The sector in a position of strength given household budget tightening.

Consumers’ preference for more convenient shopping options and those that can’t be easily replicated online is likely to rise, according to a new report from Marcus & Millichap.

Unanchored strip centers are delivering on that demand today – a trend that is likely to continue.

These shopping areas are “in a position of strength amid a period of household budget tightening,” according to the report. Part of the attraction is that they are typically located closer to consumers than larger centers and feature a diverse mix of tenants, said Marcus & Millichap.

The firm reported that during the past three years, demand in the subsector more than quadrupled new space delivery, compressing vacancy to 4.7 percent — the lowest recording since 2003.

An average of 10,000 new leases were executed annually for 1,000- to 5,000-square-foot spaces at strip centers during this same period.

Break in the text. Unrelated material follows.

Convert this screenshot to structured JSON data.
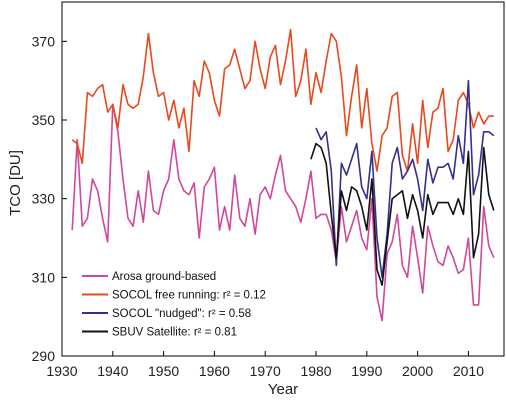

Higher gas prices and ongoing hybrid work schedules are other reasons consumers will prefer unanchored strip centers.

Recent consumer spending trends that showed rising spending across the restaurants and bars, electronics and appliance, and apparel categories are another plus for the sector.

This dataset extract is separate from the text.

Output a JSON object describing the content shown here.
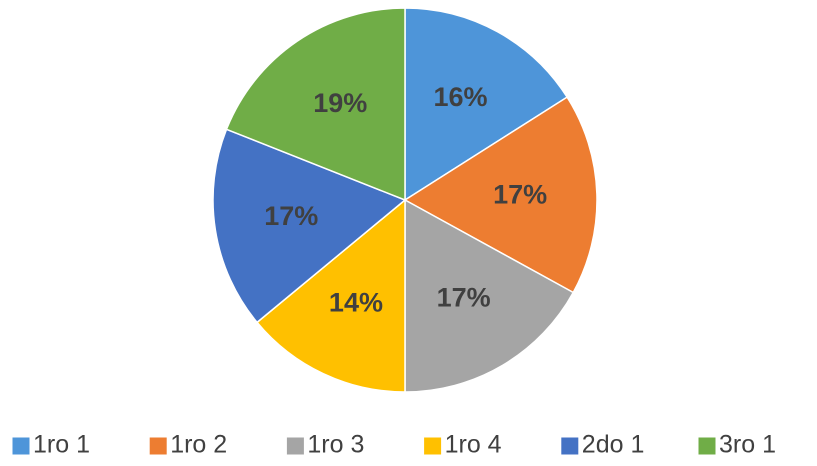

“Should this momentum continue, competition for strip center space should remain robust, with most retailers required to comb existing properties amid a pullback in development,” according to the report.

New delivery in this space hasn’t been lower since 2000, Marcus & Millichap reported.

As of March, the active national construction pipeline comprised less than 1 million square feet, with half of this space located in Texas and Florida.

Among the retailers leaving mall space in favor of unanchored strip malls are Bath & Body Works and Foot Locker.

Marcus & Millichap said the property type is also becoming more attractive to certain institutions, REITs, and investment funds with a handful having recently sold their larger shopping center holdings or recapitalized a sizable portfolio with plans to reinvest funds into collections of strip centers.

Imminent interest rate cuts are expected to lead regional/local banks to actively finance unanchored strip center acquisitions.

Marcus & Millichap sees lending rates from these sources likely to start at 6.5 percent, with leverage ranging from 50 percent to a maximum of 65 percent. It added that some investors might instead execute all cash transactions, potentially with proceeds from 1031 exchanges, the report said.